At first glance, this appears to have solved some of the issues:
However, in reality it does not work; especially if the dataset starts or ends with NaN’s (at least when using the Scipy package):
If you notice, prior to the ~110 data point, the values are just oscillating up and down. The resampling method Scipy is using does not appear to be functional / practical with so few data points. This is because I selected data set for Bitcoin Cash (BCH) and the date range is prior to Bitcoin Cash (BCH) becoming a currency (i.e. there is no price information).
In a sense, this indicates it’s not possible (at least given the data provided) to attempt Granger Causality on the given date ranges. Small gaps in time can have dramatic impacts on whether or not “probable causality” exists.
When determining Granger Causaily it is extremely important to have two complete overlapping datasets.
Without two complete datasets, it’s impossible to identify whether or not there are correlations over various time ranges.
Resampling can cause artifacts that impact the Granger Causality method(s).
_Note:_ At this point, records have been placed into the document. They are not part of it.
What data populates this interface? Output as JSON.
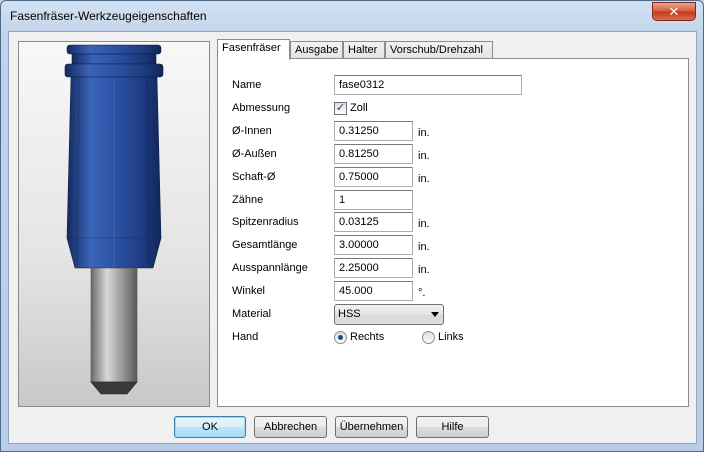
{
  "window": {
    "title": "Fasenfräser-Werkzeugeigenschaften",
    "close_glyph": "✕"
  },
  "tabs": [
    "Fasenfräser",
    "Ausgabe",
    "Halter",
    "Vorschub/Drehzahl"
  ],
  "form": {
    "name": {
      "label": "Name",
      "value": "fase0312"
    },
    "abmessung": {
      "label": "Abmessung",
      "checkbox_label": "Zoll",
      "checked": true
    },
    "fields": [
      {
        "label": "Ø-Innen",
        "value": "0.31250",
        "unit": "in."
      },
      {
        "label": "Ø-Außen",
        "value": "0.81250",
        "unit": "in."
      },
      {
        "label": "Schaft-Ø",
        "value": "0.75000",
        "unit": "in."
      },
      {
        "label": "Zähne",
        "value": "1",
        "unit": ""
      },
      {
        "label": "Spitzenradius",
        "value": "0.03125",
        "unit": "in."
      },
      {
        "label": "Gesamtlänge",
        "value": "3.00000",
        "unit": "in."
      },
      {
        "label": "Ausspannlänge",
        "value": "2.25000",
        "unit": "in."
      },
      {
        "label": "Winkel",
        "value": "45.000",
        "unit": "°."
      }
    ],
    "material": {
      "label": "Material",
      "value": "HSS"
    },
    "hand": {
      "label": "Hand",
      "options": [
        "Rechts",
        "Links"
      ],
      "selected": "Rechts"
    }
  },
  "buttons": {
    "ok": "OK",
    "cancel": "Abbrechen",
    "apply": "Übernehmen",
    "help": "Hilfe"
  },
  "colors": {
    "tool_body": "#2a4f9a",
    "tool_dark": "#1a2f66",
    "shank": "#9a9a9a"
  }
}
In fact, the most recent example was actually positive for Granger Causality (p-value < 0.05)… That is the worst scenario, as it is a false positive. In the example, the false positive occurs because when both datasets are resampled they had a matching oscillation… it wouldn’t have even been noticed if the raw data sets weren’t being reviewed.
This is probably the largest issue with Granger Causality: every dataset needs to be reviewed to see if it makes sense. Sometimes what at first appears to make sense, in reality the underlying data has been altered in some way (such as resampling).
Granger Causality and Non-Linear Regression
Changing gears a bit (before we get to a real-world ProjectPiglet.com example), it’s important to note that most Granger Causality uses linear regression. In other words, the method is searching for linear correlations between datasets:
However, in many cases – especially in the case of markets – correlations are highly likely to be non-linear. This is because markets are anti-inductive. In other words, every pattern discovered in a market creates a new pattern as people exploit that inefficiency. This is called the Efficient Market Hypothesis.
Ultimately, this means most implementations of Granger Causality are overly simplistic; as most correlations are certainly non-linear in nature. There are a large number of non-linear regression models, below is an example of Gaussian Process Regression:
Similar, non-linear regression techniques do appear to improve Granger Causality. This is probably due to most linear correlations already being priced into the market and the non-linear correlations will be where the potential profits are. It remains to be seen how effective this can be, as most research in this area is kept private (increasing profits of trading firms). What we can say is that non-linear methods do improve predictions on ProjectPiglet.com. They also require a larger dataset than their linear regression counterparts.
Overall, Granger Causality has quite a few potential pitfalls. It is useful for indicating a potential correlation, but is only a probable correlation. It can help to identify market inefficiencies and open the opportunity to make money, but will probably require more finesse than simple linear regression.
All that being said, hope you’ve found some of the insights useful!